Parecía que todo había terminado. El agua que salía de aquella fuente, ya antigua, no era la agua. Todo era mucho más lógico. Jímer quería, quería volver junto a ella, pero todo parecía indicar que, esta vez, no volvería a ser posible.
“¿No has tenido suficiente? Ya has logrado tu objetivo, ya puedes retirarte. Te será duro porque estás obsesionado, pero todo en esta vida se olvida, tristemente. Así es la vida amigo, debes aceptarlo.”
Le decía su consciencia.
Jímer miró hacia el horizonte, hacia donde estaba su vieja ciudad. Pensó en cómo sería volver allí, quizás con sus antiguos amigos y familia ¿le habrían perdonado por haberles abandonado?
Aún era muy joven, y tenía mucha vida por delante.
Por otro lado, pensaba por todo lo que había vivido, por todos aquellos que le hicieron la zancadilla, que le taparon el camino, por todo lo que había amado...
Estaba enojado, ¿por qué todo estuvo en contra de él? ¿qué le había hecho él a los demás para que hiciesen lo imposible para evitar que Jímer siguiese?
Él amaba, ¿o estaba obsesionado? ¿dónde está la linea que lo divide? ¿Dónde veían el resto que Jímer estaba del lado de la obsesión y no en el del amor? ¿La había querido apresar?
A Jímer le pesó más su amor/obsesión, la lucha que había librado. Así que se sentó allí solo, en esa cima, esperando lo que nunca llegaría.
Se imaginaba toda una eternidad con ella, todo lo que podrían hacer y descubrir, pero eso nunca será, estará para siempre perdido en la mente de Jímer.
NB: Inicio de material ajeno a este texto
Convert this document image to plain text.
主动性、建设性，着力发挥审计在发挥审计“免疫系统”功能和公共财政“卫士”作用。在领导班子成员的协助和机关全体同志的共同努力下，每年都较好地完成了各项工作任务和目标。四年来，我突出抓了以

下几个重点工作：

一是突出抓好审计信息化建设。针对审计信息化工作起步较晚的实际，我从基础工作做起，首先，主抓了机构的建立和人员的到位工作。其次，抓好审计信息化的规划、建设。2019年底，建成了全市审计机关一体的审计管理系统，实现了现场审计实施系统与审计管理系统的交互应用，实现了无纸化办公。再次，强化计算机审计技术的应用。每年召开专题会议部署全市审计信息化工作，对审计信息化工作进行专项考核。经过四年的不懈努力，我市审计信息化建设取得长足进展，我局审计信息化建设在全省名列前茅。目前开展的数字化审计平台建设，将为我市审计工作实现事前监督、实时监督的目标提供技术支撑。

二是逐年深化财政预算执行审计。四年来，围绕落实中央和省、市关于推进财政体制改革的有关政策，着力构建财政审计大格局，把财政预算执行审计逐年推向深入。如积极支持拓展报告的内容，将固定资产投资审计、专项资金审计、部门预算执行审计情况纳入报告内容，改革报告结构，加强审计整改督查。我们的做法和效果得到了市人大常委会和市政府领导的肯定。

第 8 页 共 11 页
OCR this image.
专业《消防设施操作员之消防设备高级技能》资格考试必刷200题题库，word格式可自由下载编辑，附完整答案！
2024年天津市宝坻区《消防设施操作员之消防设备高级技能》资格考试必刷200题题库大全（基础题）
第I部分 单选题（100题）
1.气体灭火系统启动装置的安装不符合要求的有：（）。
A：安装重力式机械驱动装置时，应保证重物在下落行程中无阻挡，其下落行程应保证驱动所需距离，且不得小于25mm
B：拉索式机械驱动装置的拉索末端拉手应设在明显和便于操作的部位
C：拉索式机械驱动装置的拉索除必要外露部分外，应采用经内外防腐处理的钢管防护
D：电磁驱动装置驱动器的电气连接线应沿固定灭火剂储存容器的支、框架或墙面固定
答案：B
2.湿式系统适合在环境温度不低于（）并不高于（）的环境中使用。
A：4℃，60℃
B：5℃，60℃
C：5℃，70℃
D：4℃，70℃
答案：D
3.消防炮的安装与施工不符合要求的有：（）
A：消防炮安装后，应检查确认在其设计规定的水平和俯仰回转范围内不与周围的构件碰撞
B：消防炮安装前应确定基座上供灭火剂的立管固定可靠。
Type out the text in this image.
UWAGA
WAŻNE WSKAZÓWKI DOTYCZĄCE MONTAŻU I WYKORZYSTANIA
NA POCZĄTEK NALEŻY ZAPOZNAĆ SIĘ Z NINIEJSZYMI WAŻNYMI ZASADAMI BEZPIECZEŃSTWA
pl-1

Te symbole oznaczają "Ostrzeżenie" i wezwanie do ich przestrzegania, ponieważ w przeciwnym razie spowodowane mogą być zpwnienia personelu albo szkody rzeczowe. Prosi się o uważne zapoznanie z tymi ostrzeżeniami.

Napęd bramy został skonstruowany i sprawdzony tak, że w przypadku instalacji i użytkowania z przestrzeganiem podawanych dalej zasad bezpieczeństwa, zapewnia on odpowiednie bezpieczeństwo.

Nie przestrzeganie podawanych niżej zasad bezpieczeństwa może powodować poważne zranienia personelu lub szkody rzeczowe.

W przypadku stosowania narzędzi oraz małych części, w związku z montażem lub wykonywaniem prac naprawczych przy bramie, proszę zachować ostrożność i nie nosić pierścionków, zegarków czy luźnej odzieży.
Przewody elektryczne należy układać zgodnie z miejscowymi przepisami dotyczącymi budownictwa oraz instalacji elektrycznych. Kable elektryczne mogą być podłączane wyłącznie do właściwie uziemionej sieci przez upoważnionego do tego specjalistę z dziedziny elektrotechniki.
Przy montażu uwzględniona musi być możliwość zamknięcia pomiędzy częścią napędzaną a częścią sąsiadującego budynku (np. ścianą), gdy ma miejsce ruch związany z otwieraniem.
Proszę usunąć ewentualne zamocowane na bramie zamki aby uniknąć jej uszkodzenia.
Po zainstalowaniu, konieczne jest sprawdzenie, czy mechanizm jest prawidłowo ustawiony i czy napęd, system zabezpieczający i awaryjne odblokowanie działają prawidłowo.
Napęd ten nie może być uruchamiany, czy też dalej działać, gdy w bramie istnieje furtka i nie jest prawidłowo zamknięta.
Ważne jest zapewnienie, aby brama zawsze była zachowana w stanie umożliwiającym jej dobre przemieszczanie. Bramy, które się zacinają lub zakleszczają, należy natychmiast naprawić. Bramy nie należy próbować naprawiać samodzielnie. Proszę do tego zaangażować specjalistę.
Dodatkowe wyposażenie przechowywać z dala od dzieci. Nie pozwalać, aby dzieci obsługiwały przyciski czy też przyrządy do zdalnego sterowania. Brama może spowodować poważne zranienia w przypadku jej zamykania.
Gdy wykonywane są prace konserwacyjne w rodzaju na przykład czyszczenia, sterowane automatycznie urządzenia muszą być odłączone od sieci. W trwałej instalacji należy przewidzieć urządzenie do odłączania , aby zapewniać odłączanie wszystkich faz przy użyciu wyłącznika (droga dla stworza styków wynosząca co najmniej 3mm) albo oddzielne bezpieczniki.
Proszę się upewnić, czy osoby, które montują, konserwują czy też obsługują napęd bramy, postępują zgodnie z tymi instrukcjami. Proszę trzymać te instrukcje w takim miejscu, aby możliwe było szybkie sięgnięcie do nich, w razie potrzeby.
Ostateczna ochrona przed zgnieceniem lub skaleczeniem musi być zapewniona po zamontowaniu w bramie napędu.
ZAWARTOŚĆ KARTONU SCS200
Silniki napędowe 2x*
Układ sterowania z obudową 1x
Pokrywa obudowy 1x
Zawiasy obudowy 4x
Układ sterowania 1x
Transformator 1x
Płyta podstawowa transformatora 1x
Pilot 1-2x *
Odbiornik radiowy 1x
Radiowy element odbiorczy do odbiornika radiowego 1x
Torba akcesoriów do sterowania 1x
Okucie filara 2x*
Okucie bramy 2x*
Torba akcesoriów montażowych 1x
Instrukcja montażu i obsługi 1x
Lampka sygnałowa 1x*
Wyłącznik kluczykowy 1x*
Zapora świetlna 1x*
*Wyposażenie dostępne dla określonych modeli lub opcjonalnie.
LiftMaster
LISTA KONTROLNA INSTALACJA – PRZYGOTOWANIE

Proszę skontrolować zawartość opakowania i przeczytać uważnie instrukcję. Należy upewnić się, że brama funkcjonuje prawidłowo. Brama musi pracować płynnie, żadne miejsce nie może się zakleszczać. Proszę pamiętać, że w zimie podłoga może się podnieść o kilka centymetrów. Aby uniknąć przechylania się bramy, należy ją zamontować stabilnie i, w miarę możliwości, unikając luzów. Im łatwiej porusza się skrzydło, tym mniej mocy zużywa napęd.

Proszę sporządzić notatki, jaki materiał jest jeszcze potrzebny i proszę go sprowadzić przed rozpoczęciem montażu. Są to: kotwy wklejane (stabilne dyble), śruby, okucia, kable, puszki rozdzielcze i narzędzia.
En todo ese tiempo de espera, pudo ver como la montaña por la que había ascendido iba perdiendo todo lo especial que tenía. Los árboles, se volvieron de un verdoso pardusco, poco vivo. La tierra, arenosa y sin resistencia, costosamente podían crecer los árboles y la vegetación. Y lo que es peor; el agua, que ya no tenía nada de la, grisácea y poco transparente.
Allí sólo se respiraba un recuerdo agridulce.
Pasó mucho tiempo; días, semanas, meses...
No tenía ningún sentido seguir allí. De la estatua, prácticamente no quedaba nada, pues varias tormentas la habían acabado destruyendo. La cima, que cuando Jímer llegó era un círculo perfecto, estaba completamente erosionada.
Jímer se levantó, miró hacia donde estaba su antigua ciudad, y empezó su descenso.